Vibrions: health hazard when bathing
Anyone who goes swimming in the sea in summer can become infected with vibrions. These bacteria, which are sometimes also referred to as "carnivorous bacteria", can trigger serious illnesses and lead, among other things, to wound infections and blood poisoning. Some infections are fatal.
Those who take a dip in the sea in midsummer may have to pay more attention. This is pointed out by the Federal Institute for Risk Assessment (BfR). Because at high water temperatures bacteria of the Vibrio genus multiply. These can penetrate the human body through small, unnoticed wounds and cause wound infections there. Deaths have also been reported.
Bacteria in fresh and salt water
Vibrions are rod-shaped, salt-tolerant bacteria that, according to the Robert Koch Institute (RKI), occur worldwide in both fresh and salt water, for example in estuaries / bays, lagoon / lagoon, brackish water and sometimes also in inland lakes such as the Austrian Lake Neusiedl.
Non-cholera vibrions multiply especially with a salt content of 0.5-2.5 percent and from a temperature of over 20 degrees Celsius. In warm summers, these conditions also exist on parts of the German North and Baltic coasts.
Infections from eating or bathing
Consumers can become infected by eating contaminated seafood (especially when eating raw oysters or eating insufficiently heated seafood and fish products) or by ingesting contaminated water.
Most food-borne Vibrio infections are caused by the three species Vibrio parahaemolyticus, Vibrio cholerae and Vibrio vulnificus. According to experts, the latter type can be classified as "carnivorous bacteria".
In addition to foodborne illnesses, many vibrions can also trigger wound and ear infections caused by contact with water containing vibrions. One such pathogen is Vibrio vulnificus, which can cause life-threatening blood poisoning (sepsis) in people who are weak in the body's defenses, usually older people.
According to the BfR, such infections can occur during very long heat periods after bathing in the sea or hiking in sea water (rinsing seam).
Deadly course of disease possible
Vibrions can trigger wound infections, among other things. According to previous experience, more than half of all cases have resulted in a very serious course with profound skin and tissue destruction, the Schleswig-Holstein state government explains on its website.
This in turn can lead to severe blood poisoning (sepsis). Blood poisoning can quickly become life-threatening, so rapid therapy is very important. Fatal infections have also been reported in the past.
Eating contaminated food such as raw oysters can cause gastrointestinal complaints with nausea, diarrhea and cramps, or serious blood poisoning (sepsis).
Elderly people with a weak immune system or people who have weakened immune systems due to previous illnesses can be particularly at risk.
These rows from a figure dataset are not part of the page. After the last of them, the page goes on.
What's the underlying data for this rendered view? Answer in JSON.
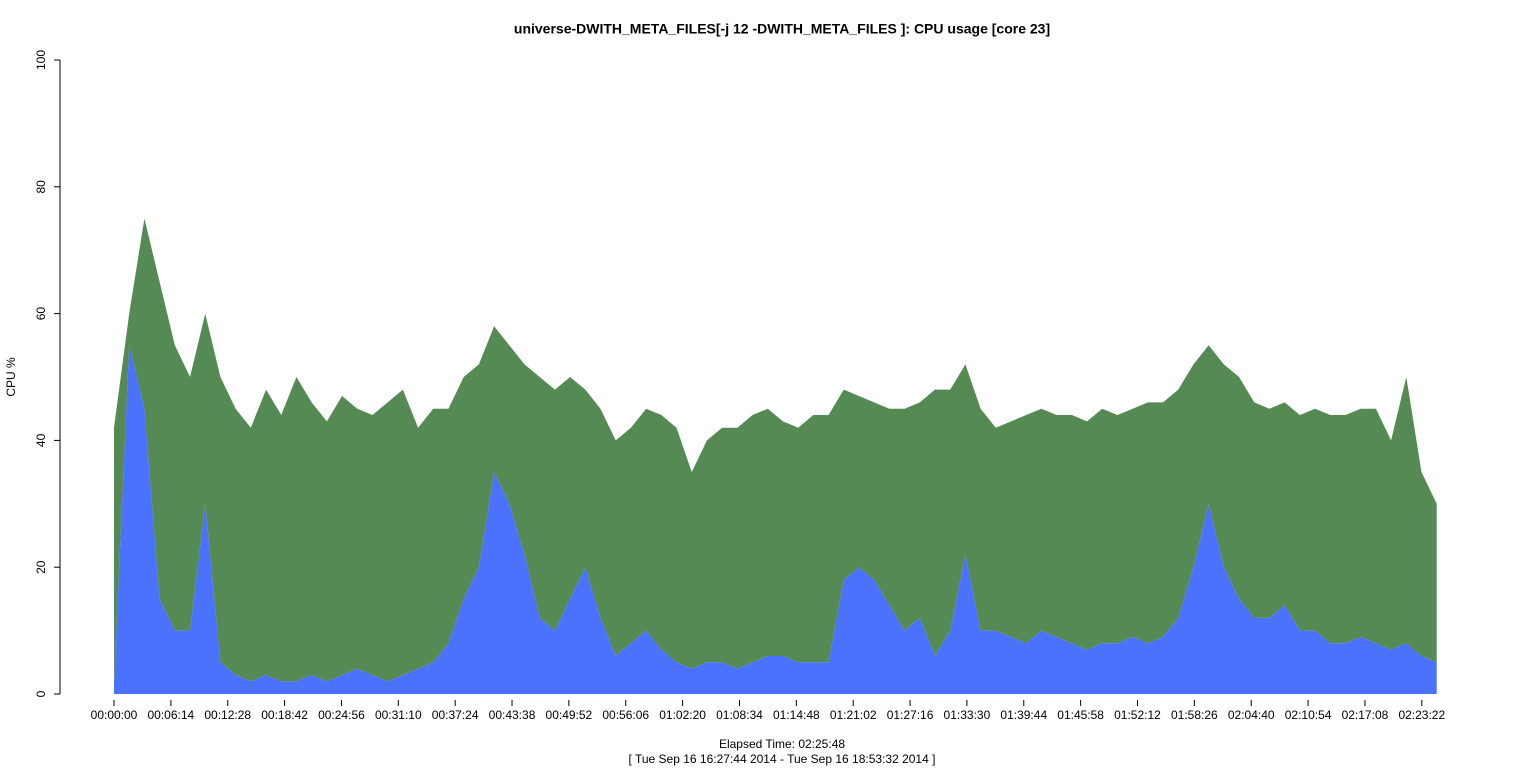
{
  "chart_data": {
    "type": "stacked_area",
    "title": "universe-DWITH_META_FILES[-j 12 -DWITH_META_FILES ]: CPU usage [core 23]",
    "x_label": "Elapsed Time: 02:25:48",
    "x_sublabel": "[ Tue Sep 16 16:27:44 2014 - Tue Sep 16 18:53:32 2014 ]",
    "y_label": "CPU %",
    "x": [
      0,
      100,
      200,
      300,
      400,
      500,
      600,
      700,
      800,
      900,
      1000,
      1100,
      1200,
      1300,
      1400,
      1500,
      1600,
      1700,
      1800,
      1900,
      2000,
      2100,
      2200,
      2300,
      2400,
      2500,
      2600,
      2700,
      2800,
      2900,
      3000,
      3100,
      3200,
      3300,
      3400,
      3500,
      3600,
      3700,
      3800,
      3900,
      4000,
      4100,
      4200,
      4300,
      4400,
      4500,
      4600,
      4700,
      4800,
      4900,
      5000,
      5100,
      5200,
      5300,
      5400,
      5500,
      5600,
      5700,
      5800,
      5900,
      6000,
      6100,
      6200,
      6300,
      6400,
      6500,
      6600,
      6700,
      6800,
      6900,
      7000,
      7100,
      7200,
      7300,
      7400,
      7500,
      7600,
      7700,
      7800,
      7900,
      8000,
      8100,
      8200,
      8300,
      8400,
      8500,
      8600,
      8700
    ],
    "series": [
      {
        "color": "#4a72ff",
        "values": [
          2,
          55,
          45,
          15,
          10,
          10,
          30,
          5,
          3,
          2,
          3,
          2,
          2,
          3,
          2,
          3,
          4,
          3,
          2,
          3,
          4,
          5,
          8,
          15,
          20,
          35,
          30,
          22,
          12,
          10,
          15,
          20,
          12,
          6,
          8,
          10,
          7,
          5,
          4,
          5,
          5,
          4,
          5,
          6,
          6,
          5,
          5,
          5,
          18,
          20,
          18,
          14,
          10,
          12,
          6,
          10,
          22,
          10,
          10,
          9,
          8,
          10,
          9,
          8,
          7,
          8,
          8,
          9,
          8,
          9,
          12,
          20,
          30,
          20,
          15,
          12,
          12,
          14,
          10,
          10,
          8,
          8,
          9,
          8,
          7,
          8,
          6,
          5
        ]
      },
      {
        "color": "#568a55",
        "values": [
          40,
          5,
          30,
          50,
          45,
          40,
          30,
          45,
          42,
          40,
          45,
          42,
          48,
          43,
          41,
          44,
          41,
          41,
          44,
          45,
          38,
          40,
          37,
          35,
          32,
          23,
          25,
          30,
          38,
          38,
          35,
          28,
          33,
          34,
          34,
          35,
          37,
          37,
          31,
          35,
          37,
          38,
          39,
          39,
          37,
          37,
          39,
          39,
          30,
          27,
          28,
          31,
          35,
          34,
          42,
          38,
          30,
          35,
          32,
          34,
          36,
          35,
          35,
          36,
          36,
          37,
          36,
          36,
          38,
          37,
          36,
          32,
          25,
          32,
          35,
          34,
          33,
          32,
          34,
          35,
          36,
          36,
          36,
          37,
          33,
          42,
          29,
          25
        ]
      }
    ],
    "xlim": [
      0,
      8748
    ],
    "xticks": [
      {
        "value": 0,
        "label": "00:00:00"
      },
      {
        "value": 374,
        "label": "00:06:14"
      },
      {
        "value": 748,
        "label": "00:12:28"
      },
      {
        "value": 1122,
        "label": "00:18:42"
      },
      {
        "value": 1496,
        "label": "00:24:56"
      },
      {
        "value": 1870,
        "label": "00:31:10"
      },
      {
        "value": 2244,
        "label": "00:37:24"
      },
      {
        "value": 2618,
        "label": "00:43:38"
      },
      {
        "value": 2992,
        "label": "00:49:52"
      },
      {
        "value": 3366,
        "label": "00:56:06"
      },
      {
        "value": 3740,
        "label": "01:02:20"
      },
      {
        "value": 4114,
        "label": "01:08:34"
      },
      {
        "value": 4488,
        "label": "01:14:48"
      },
      {
        "value": 4862,
        "label": "01:21:02"
      },
      {
        "value": 5236,
        "label": "01:27:16"
      },
      {
        "value": 5610,
        "label": "01:33:30"
      },
      {
        "value": 5984,
        "label": "01:39:44"
      },
      {
        "value": 6358,
        "label": "01:45:58"
      },
      {
        "value": 6732,
        "label": "01:52:12"
      },
      {
        "value": 7106,
        "label": "01:58:26"
      },
      {
        "value": 7480,
        "label": "02:04:40"
      },
      {
        "value": 7854,
        "label": "02:10:54"
      },
      {
        "value": 8228,
        "label": "02:17:08"
      },
      {
        "value": 8602,
        "label": "02:23:22"
      }
    ],
    "ylim": [
      0,
      100
    ],
    "yticks": [
      0,
      20,
      40,
      60,
      80,
      100
    ]
  }
}
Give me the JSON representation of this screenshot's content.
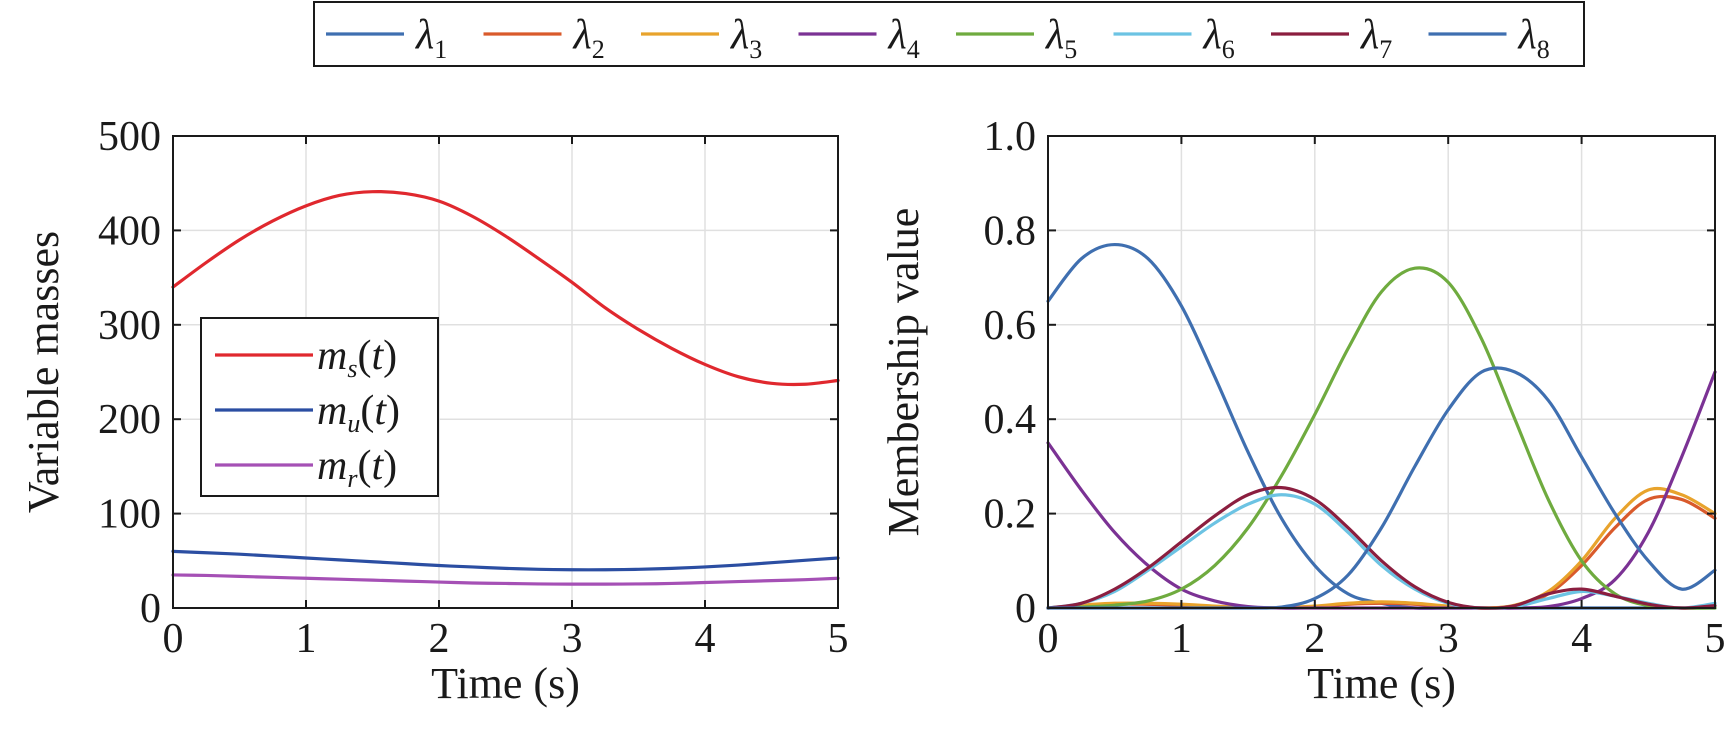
{
  "chart_data": [
    {
      "type": "line",
      "xlabel": "Time (s)",
      "ylabel": "Variable masses",
      "xlim": [
        0,
        5
      ],
      "ylim": [
        0,
        500
      ],
      "xticks": [
        "0",
        "1",
        "2",
        "3",
        "4",
        "5"
      ],
      "yticks": [
        "0",
        "100",
        "200",
        "300",
        "400",
        "500"
      ],
      "grid": true,
      "legend_position": "middle-left",
      "x": [
        0,
        0.25,
        0.5,
        0.75,
        1.0,
        1.25,
        1.5,
        1.75,
        2.0,
        2.25,
        2.5,
        2.75,
        3.0,
        3.25,
        3.5,
        3.75,
        4.0,
        4.25,
        4.5,
        4.75,
        5.0
      ],
      "series": [
        {
          "name": "m_s(t)",
          "base": "m",
          "sub": "s",
          "color": "#e0282e",
          "values": [
            340,
            366,
            390,
            410,
            426,
            437,
            441,
            439,
            431,
            415,
            394,
            370,
            345,
            318,
            295,
            275,
            258,
            245,
            238,
            237,
            241
          ]
        },
        {
          "name": "m_u(t)",
          "base": "m",
          "sub": "u",
          "color": "#2b4ea2",
          "values": [
            60,
            58.5,
            57,
            55,
            53,
            51,
            49,
            47,
            45,
            43.5,
            42,
            41,
            40.5,
            40.5,
            41,
            42,
            43.5,
            45.5,
            48,
            50.5,
            53
          ]
        },
        {
          "name": "m_r(t)",
          "base": "m",
          "sub": "r",
          "color": "#a550b5",
          "values": [
            35,
            34.5,
            33.5,
            32.5,
            31.5,
            30.5,
            29.5,
            28.5,
            27.5,
            26.5,
            26,
            25.5,
            25.3,
            25.3,
            25.5,
            26,
            27,
            28,
            29,
            30,
            31.5
          ]
        }
      ]
    },
    {
      "type": "line",
      "xlabel": "Time (s)",
      "ylabel": "Membership value",
      "xlim": [
        0,
        5
      ],
      "ylim": [
        0,
        1
      ],
      "xticks": [
        "0",
        "1",
        "2",
        "3",
        "4",
        "5"
      ],
      "yticks": [
        "0",
        "0.2",
        "0.4",
        "0.6",
        "0.8",
        "1.0"
      ],
      "grid": true,
      "legend_position": "top-outside",
      "x": [
        0,
        0.25,
        0.5,
        0.75,
        1.0,
        1.25,
        1.5,
        1.75,
        2.0,
        2.25,
        2.5,
        2.75,
        3.0,
        3.25,
        3.5,
        3.75,
        4.0,
        4.25,
        4.5,
        4.75,
        5.0
      ],
      "series": [
        {
          "name": "λ1",
          "base": "λ",
          "sub": "1",
          "color": "#3f6fb0",
          "values": [
            0.65,
            0.74,
            0.77,
            0.74,
            0.64,
            0.49,
            0.33,
            0.19,
            0.09,
            0.03,
            0.01,
            0.0,
            0.0,
            0.0,
            0.0,
            0.0,
            0.0,
            0.0,
            0.0,
            0.0,
            0.0
          ]
        },
        {
          "name": "λ2",
          "base": "λ",
          "sub": "2",
          "color": "#d95a2b",
          "values": [
            0,
            0.005,
            0.008,
            0.008,
            0.006,
            0.003,
            0.001,
            0.001,
            0.003,
            0.008,
            0.01,
            0.008,
            0.003,
            0.0,
            0.005,
            0.03,
            0.09,
            0.17,
            0.23,
            0.23,
            0.19
          ]
        },
        {
          "name": "λ3",
          "base": "λ",
          "sub": "3",
          "color": "#e8a32c",
          "values": [
            0,
            0.006,
            0.01,
            0.01,
            0.008,
            0.004,
            0.001,
            0.001,
            0.004,
            0.01,
            0.013,
            0.01,
            0.004,
            0.0,
            0.006,
            0.035,
            0.1,
            0.19,
            0.25,
            0.24,
            0.2
          ]
        },
        {
          "name": "λ4",
          "base": "λ",
          "sub": "4",
          "color": "#7b3294",
          "values": [
            0.35,
            0.25,
            0.16,
            0.09,
            0.04,
            0.015,
            0.003,
            0.0,
            0.0,
            0.0,
            0.0,
            0.0,
            0.0,
            0.0,
            0.0,
            0.003,
            0.02,
            0.06,
            0.16,
            0.32,
            0.5
          ]
        },
        {
          "name": "λ5",
          "base": "λ",
          "sub": "5",
          "color": "#6fab3f",
          "values": [
            0,
            0.002,
            0.006,
            0.015,
            0.04,
            0.09,
            0.17,
            0.28,
            0.41,
            0.55,
            0.67,
            0.72,
            0.69,
            0.57,
            0.4,
            0.23,
            0.1,
            0.03,
            0.005,
            0.0,
            0.0
          ]
        },
        {
          "name": "λ6",
          "base": "λ",
          "sub": "6",
          "color": "#6cc3e3",
          "values": [
            0,
            0.01,
            0.035,
            0.08,
            0.13,
            0.18,
            0.22,
            0.24,
            0.22,
            0.16,
            0.09,
            0.04,
            0.01,
            0.0,
            0.003,
            0.02,
            0.035,
            0.025,
            0.01,
            0.0,
            0.01
          ]
        },
        {
          "name": "λ7",
          "base": "λ",
          "sub": "7",
          "color": "#8b1e3f",
          "values": [
            0,
            0.01,
            0.04,
            0.085,
            0.14,
            0.195,
            0.24,
            0.255,
            0.23,
            0.17,
            0.1,
            0.045,
            0.012,
            0.0,
            0.005,
            0.03,
            0.04,
            0.025,
            0.008,
            0.0,
            0.005
          ]
        },
        {
          "name": "λ8",
          "base": "λ",
          "sub": "8",
          "color": "#3f6fb0",
          "values": [
            0,
            0.0,
            0.0,
            0.0,
            0.0,
            0.0,
            0.0,
            0.002,
            0.02,
            0.07,
            0.17,
            0.3,
            0.42,
            0.5,
            0.5,
            0.44,
            0.32,
            0.2,
            0.1,
            0.04,
            0.08
          ]
        }
      ]
    }
  ]
}
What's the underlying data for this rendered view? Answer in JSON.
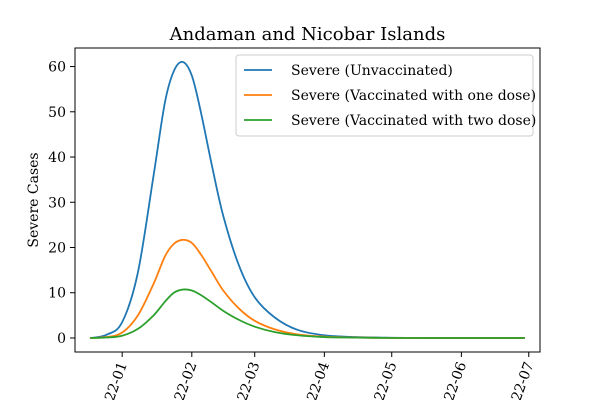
{
  "chart_data": {
    "type": "line",
    "title": "Andaman and Nicobar Islands",
    "xlabel": "",
    "ylabel": "Severe Cases",
    "x_tick_labels": [
      "2022-01",
      "2022-02",
      "2022-03",
      "2022-04",
      "2022-05",
      "2022-06",
      "2022-07"
    ],
    "x_tick_dates": [
      "2022-01-01",
      "2022-02-01",
      "2022-03-01",
      "2022-04-01",
      "2022-05-01",
      "2022-06-01",
      "2022-07-01"
    ],
    "xlim": [
      "2021-12-11",
      "2022-07-06"
    ],
    "y_ticks": [
      0,
      10,
      20,
      30,
      40,
      50,
      60
    ],
    "ylim": [
      -3.1,
      64.1
    ],
    "grid": false,
    "legend_position": "top-right",
    "x": [
      "2021-12-18",
      "2021-12-25",
      "2022-01-01",
      "2022-01-08",
      "2022-01-15",
      "2022-01-20",
      "2022-01-24",
      "2022-01-28",
      "2022-02-01",
      "2022-02-05",
      "2022-02-10",
      "2022-02-15",
      "2022-02-22",
      "2022-03-01",
      "2022-03-10",
      "2022-03-20",
      "2022-04-01",
      "2022-04-15",
      "2022-05-01",
      "2022-05-15",
      "2022-06-01",
      "2022-06-15",
      "2022-06-29"
    ],
    "series": [
      {
        "name": "Severe (Unvaccinated)",
        "color": "#1f77b4",
        "values": [
          0.0,
          0.7,
          3.5,
          14.5,
          36.0,
          52.0,
          59.0,
          61.0,
          58.0,
          50.0,
          38.0,
          27.0,
          16.0,
          9.0,
          4.5,
          1.8,
          0.6,
          0.2,
          0.05,
          0.0,
          0.0,
          0.0,
          0.0
        ]
      },
      {
        "name": "Severe (Vaccinated with one dose)",
        "color": "#ff7f0e",
        "values": [
          0.0,
          0.2,
          1.2,
          5.0,
          12.0,
          18.0,
          20.8,
          21.7,
          21.0,
          18.5,
          14.5,
          10.5,
          6.5,
          3.8,
          1.9,
          0.8,
          0.3,
          0.1,
          0.0,
          0.0,
          0.0,
          0.0,
          0.0
        ]
      },
      {
        "name": "Severe (Vaccinated with two dose)",
        "color": "#2ca02c",
        "values": [
          0.0,
          0.1,
          0.5,
          2.0,
          5.0,
          8.0,
          10.0,
          10.7,
          10.5,
          9.5,
          7.8,
          6.0,
          4.0,
          2.5,
          1.3,
          0.6,
          0.2,
          0.08,
          0.0,
          0.0,
          0.0,
          0.0,
          0.0
        ]
      }
    ]
  }
}
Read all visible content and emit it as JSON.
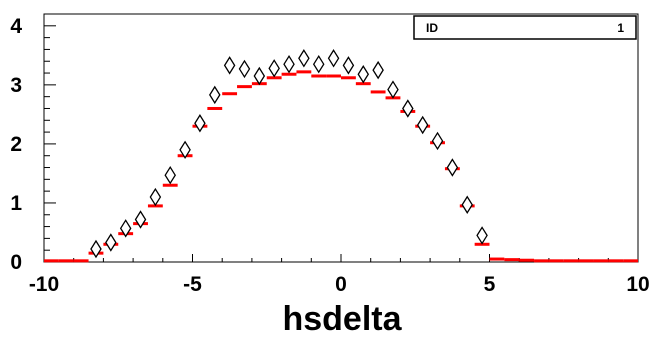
{
  "chart_data": {
    "type": "scatter",
    "title": "",
    "xlabel": "hsdelta",
    "ylabel": "",
    "xlim": [
      -10,
      10
    ],
    "ylim": [
      0,
      4.2
    ],
    "x_ticks": [
      -10,
      -5,
      0,
      5,
      10
    ],
    "y_ticks": [
      0,
      1,
      2,
      3,
      4
    ],
    "grid": false,
    "stats_box": {
      "label": "ID",
      "value": "1"
    },
    "bin_width": 0.5,
    "series": [
      {
        "style": "histogram-steps",
        "color": "#ff0000",
        "bin_centers": [
          -9.75,
          -9.25,
          -8.75,
          -8.25,
          -7.75,
          -7.25,
          -6.75,
          -6.25,
          -5.75,
          -5.25,
          -4.75,
          -4.25,
          -3.75,
          -3.25,
          -2.75,
          -2.25,
          -1.75,
          -1.25,
          -0.75,
          -0.25,
          0.25,
          0.75,
          1.25,
          1.75,
          2.25,
          2.75,
          3.25,
          3.75,
          4.25,
          4.75,
          5.25,
          5.75,
          6.25,
          6.75,
          7.25,
          7.75,
          8.25,
          8.75,
          9.25,
          9.75
        ],
        "values": [
          0.02,
          0.02,
          0.02,
          0.15,
          0.3,
          0.48,
          0.65,
          0.95,
          1.3,
          1.8,
          2.3,
          2.6,
          2.85,
          2.97,
          3.02,
          3.12,
          3.18,
          3.22,
          3.15,
          3.15,
          3.12,
          3.02,
          2.88,
          2.78,
          2.55,
          2.3,
          2.02,
          1.58,
          0.95,
          0.3,
          0.05,
          0.04,
          0.03,
          0.02,
          0.02,
          0.02,
          0.02,
          0.02,
          0.02,
          0.02
        ]
      },
      {
        "style": "diamond-markers",
        "color": "#000000",
        "x": [
          -8.25,
          -7.75,
          -7.25,
          -6.75,
          -6.25,
          -5.75,
          -5.25,
          -4.75,
          -4.25,
          -3.75,
          -3.25,
          -2.75,
          -2.25,
          -1.75,
          -1.25,
          -0.75,
          -0.25,
          0.25,
          0.75,
          1.25,
          1.75,
          2.25,
          2.75,
          3.25,
          3.75,
          4.25,
          4.75
        ],
        "y": [
          0.22,
          0.33,
          0.57,
          0.72,
          1.1,
          1.47,
          1.9,
          2.35,
          2.83,
          3.33,
          3.27,
          3.15,
          3.28,
          3.35,
          3.45,
          3.35,
          3.45,
          3.33,
          3.18,
          3.25,
          2.92,
          2.6,
          2.32,
          2.05,
          1.6,
          0.97,
          0.45
        ],
        "errors": [
          0.05,
          0.05,
          0.06,
          0.07,
          0.08,
          0.09,
          0.1,
          0.11,
          0.12,
          0.13,
          0.13,
          0.13,
          0.13,
          0.13,
          0.13,
          0.13,
          0.13,
          0.13,
          0.13,
          0.13,
          0.12,
          0.12,
          0.11,
          0.1,
          0.09,
          0.07,
          0.05
        ]
      }
    ]
  }
}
Above all, this includes people with chronic diseases such as liver diseases, diabetes mellitus, alcohol dependence and other diseases that weaken or suppress the immune system.
According to the RKI, infections can also be managed with risky patients with fast, suitable and adequately dosed antimicrobial therapy (antibiotics). If the infection progresses untreated or treated too late, surgical treatment (up to the amputation of affected limbs) may also be necessary due to the rapid progression of the infection.
What should be considered
People with open or poorly healing wounds should avoid summer-warm sea water (from a water temperature of 20 degrees) as in the North and Baltic Seas. This applies all the more if you suffer from previous illnesses or have a weakened immune system.
The number of infections will increase
Scientists assume that the number of vibrion infections will increase. The reason for this is global warming and the associated increased temperatures of sea water. This particularly affects surface water and sea water near the coast.
According to the BfR, the consequences will likely be less severe for fishing that takes place in the deeper layers of water on the open sea. Because the caught fish and fishery products are usually not eaten raw, but heated or processed. (ad)
Author and source information
This text corresponds to the requirements of the medical literature, medical guidelines and current studies and has been checked by medical doctors.